Una commedia corale sulle insicurezze e le relazioni moderne
‘Scuola di seduzione’ è una commedia corale prodotta da Luigi e Aurelio De Laurentiis, che segue le vicende di sei personaggi. Interpretati da Carlo Verdone, Lino Guanciale, Vittoria Puccini, Beatrice Arnera, Euridice Axen e Romano Reggiani, tutti sono accomunati da insicurezze emotive e guidati da una ‘love coach’, Karla Sofía Gascón Ruiz. Il film affronta temi attuali come le relazioni nell’era digitale, esplorando innamoramenti, tradimenti e riconciliazioni, anche tramite intelligenza artificiale.
Ispirazione, critiche e il futuro del cinema italiano
L’idea del film nasce da un articolo del Guardian sulle scuole di seduzione online in Gran Bretagna.
Verdone ha scelto di non essere protagonista assoluto, ma uno dei tanti, per una regia corale su un tema contemporaneo. Karla Sofía Gascón Ruiz, nota per ‘Emilia Pérez’ e candidata all’Oscar, ha accettato il ruolo dopo un incontro con Verdone, definendo l’esperienza un "ritorno a casa". Antonella Dominici, vicepresidente di Paramount+, ha sottolineato il valore di Verdone quale "portabandiera" per i contenuti italiani. Il regista ha criticato la sciatteria nella scrittura cinematografica italiana, evidenziando l’importanza di una sceneggiatura solida, come dimostrato dai successi recenti di Zalone e Cortellesi. Aurelio De Laurentiis ha aggiunto che la politica culturale italiana ha investito male i fondi pubblici per il cinema, proponendo di allocarli basandosi su frequenza in sala e capacità imprenditoriale dei progetti.

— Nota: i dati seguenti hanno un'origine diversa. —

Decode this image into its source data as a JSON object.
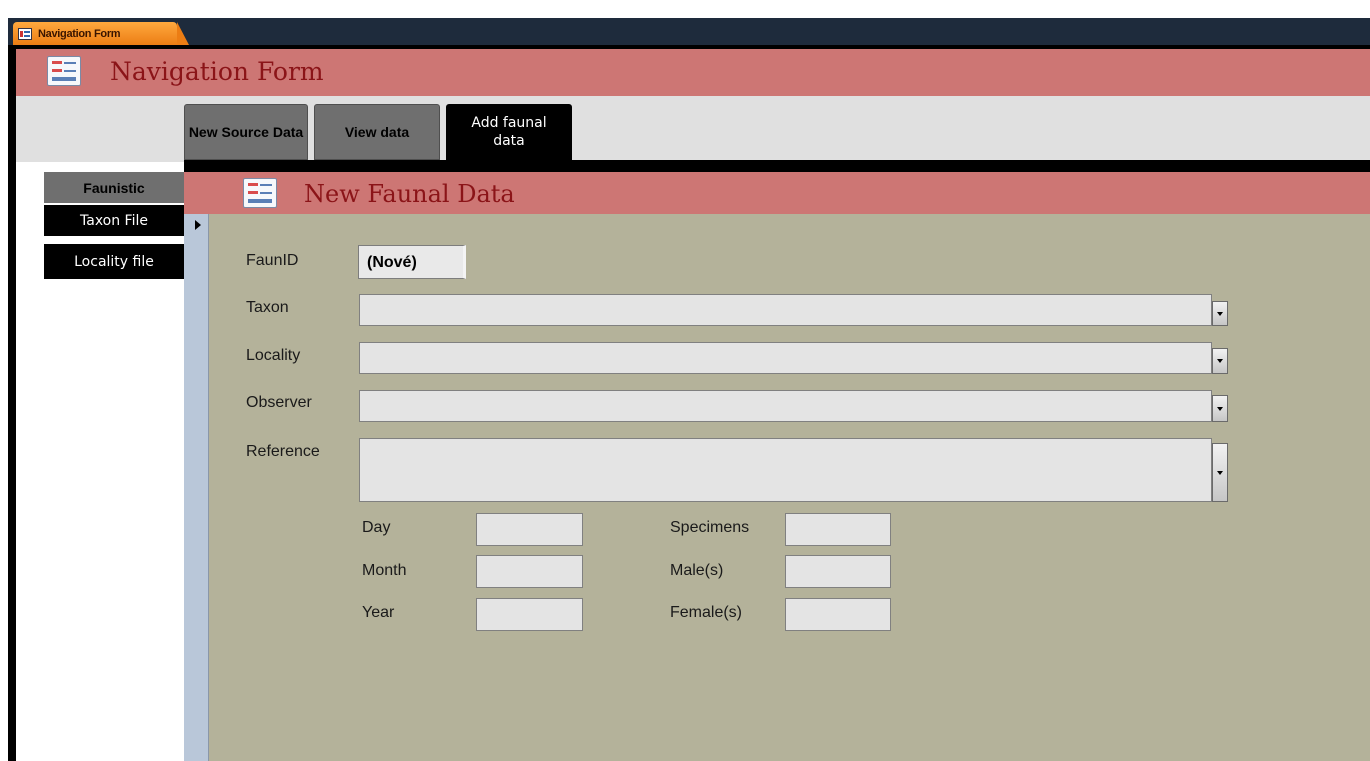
{
  "document_tab": {
    "label": "Navigation Form"
  },
  "header": {
    "title": "Navigation Form"
  },
  "top_tabs": [
    {
      "label": "New Source Data"
    },
    {
      "label": "View data"
    },
    {
      "label": "Add faunal data",
      "active": true
    }
  ],
  "side_nav": [
    {
      "label": "Faunistic",
      "active": true
    },
    {
      "label": "Taxon File"
    },
    {
      "label": "Locality file"
    }
  ],
  "form": {
    "title": "New Faunal Data",
    "faunid_label": "FaunID",
    "faunid_value": "(Nové)",
    "taxon_label": "Taxon",
    "locality_label": "Locality",
    "observer_label": "Observer",
    "reference_label": "Reference",
    "day_label": "Day",
    "month_label": "Month",
    "year_label": "Year",
    "specimens_label": "Specimens",
    "males_label": "Male(s)",
    "females_label": "Female(s)"
  },
  "colors": {
    "header_bg": "#cd7674",
    "title_text": "#8b1418",
    "form_bg": "#b4b29a",
    "tab_active": "#000000",
    "tab_inactive": "#6f6f6f"
  }
}
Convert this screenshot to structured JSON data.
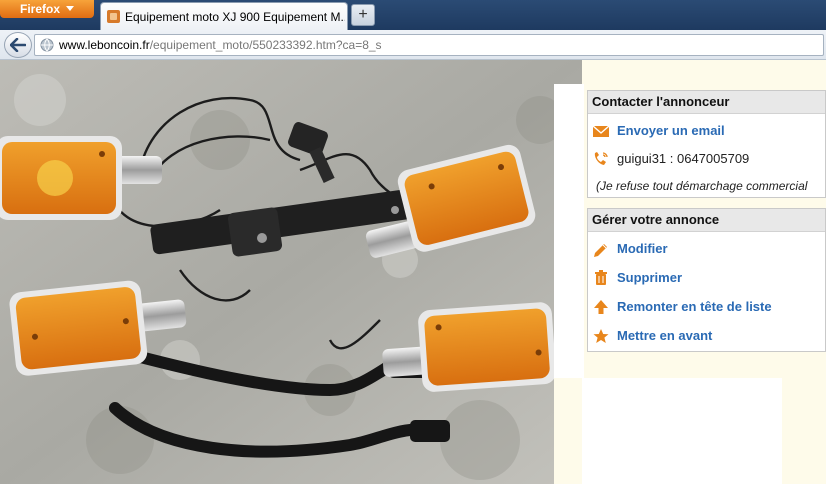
{
  "browser": {
    "menu_button_label": "Firefox",
    "tab_title": "Equipement moto XJ 900 Equipement M...",
    "new_tab_label": "+",
    "url_domain": "www.leboncoin.fr",
    "url_path": "/equipement_moto/550233392.htm?ca=8_s"
  },
  "listing": {
    "photo_alt": "Clignotants, faisceau et supports moto"
  },
  "contact": {
    "title": "Contacter l'annonceur",
    "email_label": "Envoyer un email",
    "phone_text": "guigui31 : 0647005709",
    "note": "(Je refuse tout démarchage commercial"
  },
  "manage": {
    "title": "Gérer votre annonce",
    "items": [
      {
        "label": "Modifier",
        "icon": "pencil-icon"
      },
      {
        "label": "Supprimer",
        "icon": "trash-icon"
      },
      {
        "label": "Remonter en tête de liste",
        "icon": "arrow-up-icon"
      },
      {
        "label": "Mettre en avant",
        "icon": "star-icon"
      }
    ]
  },
  "colors": {
    "link": "#2a6ab4",
    "icon_orange": "#e8861c",
    "panel_header": "#e8e8e8",
    "sidebar_bg": "#fefbea"
  }
}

Ha ricordato ‘Un sacco bello’ come esempio di cinema fatto con pochi mezzi ma con un’idea forte. Il ritorno al cinema tramite streaming riapre il dibattito sala/digitale; De Laurentiis difende lo streaming, affermando che amplia opportunità narrative e professionali senza togliere pubblico al cinema. Infine, Carlo Verdone ha confermato di essere già al lavoro su un nuovo progetto, attualmente in fase di soggetto, annunciato durante l’ultima Festa del Cinema di Roma.